Comedy employs equations that decode the American psyche, like the classic “tragedy plus time” math, or a certain comedian’s popular “of course, but maybe” bit. For example, of course former New York Gov. Andrew Cuomo should have stepped down after he was accused of underreporting thousands of deaths among elderly residents in his state’s nursing homes during the opening months of the COVID-19 pandemic to protect his reputation. That was dishonest and wrong.

But maybe that doesn’t disqualify him from running for mayor of New York City; how much longer were those sick old people going to live anyway? Would Cuomo be worse or more corrupt than the hilariously bent Eric Adams? Debatable.

Cuomo also faces multiple allegations of sexual harassment, but maybe that’s not disqualifying in the age where everything is permissible.

Adams denied the misconduct claims against him — of course! — as did fellow candidate Scott M. Stringer, who the New York Times reports was accused of sexual harassment decades earlier by two women.

Only two? That’s not so bad. Besides, we’ve already established legislatively and recreationally that nobody cares about women’s safety or well-being.

If they did, we wouldn’t be talking about the real possibility of the Trump administration re-arming Mel Gibson, whose gun ownership rights were stripped away from him in 2011 under a 1996 federal law that prohibits people convicted of domestic violence from owning firearms.   

Gibson pleaded “no contest” to a misdemeanor battery charge for physically assaulting then-girlfriend Oksana Grigorieva while she was holding their infant daughter.   

But that was such a long time ago, and Gibson has made so many wonderful movies since then. The man directed 2016’s “Hacksaw Ridge” and that was nominated for, like, a bunch of Oscars and Golden Globes. What’s the worst that could happen if he loses his temper while packing heat? 

We joke. We kid! That is pretty much all the energy we can muster to face life right now.

Want a daily wrap-up of all the news and commentary Salon has to offer? Subscribe to our morning newsletter, Crash Course.

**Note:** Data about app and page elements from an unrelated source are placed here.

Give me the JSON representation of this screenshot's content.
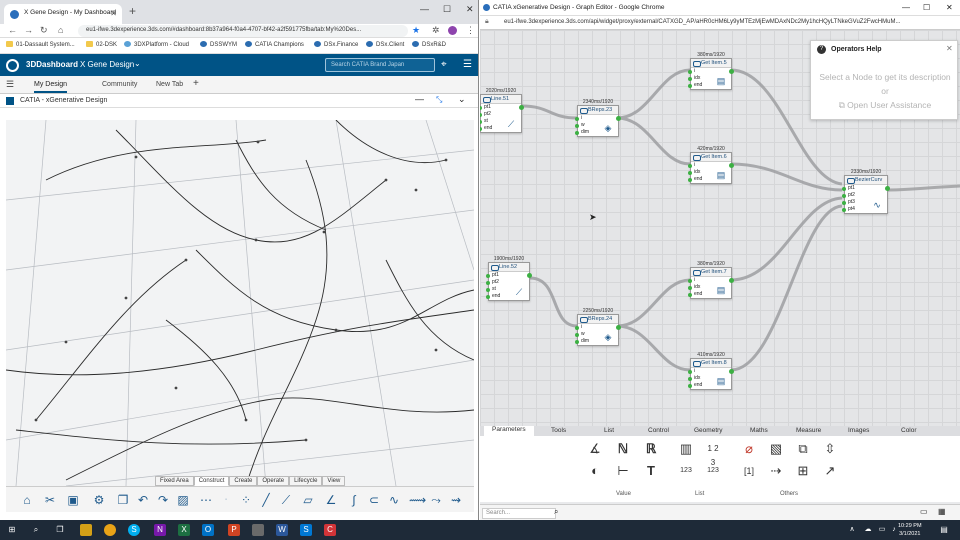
{
  "left": {
    "tab_title": "X Gene Design - My Dashboard",
    "url": "eu1-ifwe.3dexperience.3ds.com/#dashboard:8b37a964-f0a4-4707-bf42-a2f591775fba/tab:My%20Des...",
    "bookmarks": [
      "01-Dassault System...",
      "02-DSK",
      "3DXPlatform - Cloud",
      "DSSWYM",
      "CATIA Champions",
      "DSx.Finance",
      "DSx.Client",
      "DSxR&D"
    ],
    "dashboard_title": "3DDashboard",
    "dashboard_name": "X Gene Design",
    "search_placeholder": "Search CATIA Brand Japan",
    "tabs": [
      "My Design",
      "Community",
      "New Tab"
    ],
    "app_title": "CATIA - xGenerative Design",
    "tool_tabs": [
      "Fixed Area",
      "Construct",
      "Create",
      "Operate",
      "Lifecycle",
      "View"
    ]
  },
  "right": {
    "window_title": "CATIA xGenerative Design - Graph Editor - Google Chrome",
    "url": "eu1-ifwe.3dexperience.3ds.com/api/widget/proxy/external/CATXGD_AP/aHR0cHM6Ly9yMTEzMjEwMDAxNDc2My1hcHQyLTNkeGVuZ2FwcHMuM...",
    "nodes": [
      {
        "name": "Line.51",
        "time": "2020ms/1920",
        "ports": [
          "pt1",
          "pt2",
          "st",
          "end"
        ],
        "glyph": "line-icon"
      },
      {
        "name": "BReps.23",
        "time": "2340ms/1920",
        "ports": [
          "i",
          "w",
          "dim"
        ],
        "glyph": "surface-icon"
      },
      {
        "name": "Get Item.5",
        "time": "380ms/1920",
        "ports": [
          "i",
          "idx",
          "end"
        ],
        "glyph": "list-icon"
      },
      {
        "name": "Get Item.6",
        "time": "420ms/1920",
        "ports": [
          "i",
          "idx",
          "end"
        ],
        "glyph": "list-icon"
      },
      {
        "name": "BezierCurv",
        "time": "2330ms/1920",
        "ports": [
          "pt1",
          "pt2",
          "pt3",
          "pt4"
        ],
        "glyph": "curve-icon"
      },
      {
        "name": "Line.52",
        "time": "1900ms/1920",
        "ports": [
          "pt1",
          "pt2",
          "st",
          "end"
        ],
        "glyph": "line-icon"
      },
      {
        "name": "BReps.24",
        "time": "2250ms/1920",
        "ports": [
          "i",
          "w",
          "dim"
        ],
        "glyph": "surface-icon"
      },
      {
        "name": "Get Item.7",
        "time": "380ms/1920",
        "ports": [
          "i",
          "idx",
          "end"
        ],
        "glyph": "list-icon"
      },
      {
        "name": "Get Item.8",
        "time": "410ms/1920",
        "ports": [
          "i",
          "idx",
          "end"
        ],
        "glyph": "list-icon"
      }
    ],
    "help_title": "Operators Help",
    "help_text": "Select a Node to get its description or",
    "help_link": "Open User Assistance",
    "palette_tabs": [
      "Parameters",
      "Tools",
      "List",
      "Control",
      "Geometry",
      "Maths",
      "Measure",
      "Images",
      "Color"
    ],
    "palette_groups": [
      "Value",
      "List",
      "Others"
    ],
    "search_placeholder": "Search..."
  },
  "taskbar": {
    "time": "10:29 PM",
    "date": "3/1/2021"
  }
}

Experts on fascist regimes have been counseling all who will listen that among the first tactics employed by those seeking power is to overwhelm the masses to silence and inaction.

What we hadn’t considered is the extent to which a complicit entertainment industry has been softening us up by elevating clowns into sages.

Before the legislative attacks on transgender people came jokes. Lots of jokes. Before that came #MeToo, which was dismantled by the near total lack of accountability for the famous men it ensnared, and jokes.

Helping that along were years’ worth of jokes minimizing rape culture, and the racist, sexist yuks that were the hallmark of the ‘90s and aughts’ political correctness backlash.

It’s better to laugh than to sweat the giant nightmares, like the next coming of Roseanne Barr, or our accelerating slide into a dictatorship under a game show host. As long as misery isn’t banging on your doorstep, everything’s laughable and nothing matters. And if nothing matters, then anything goes.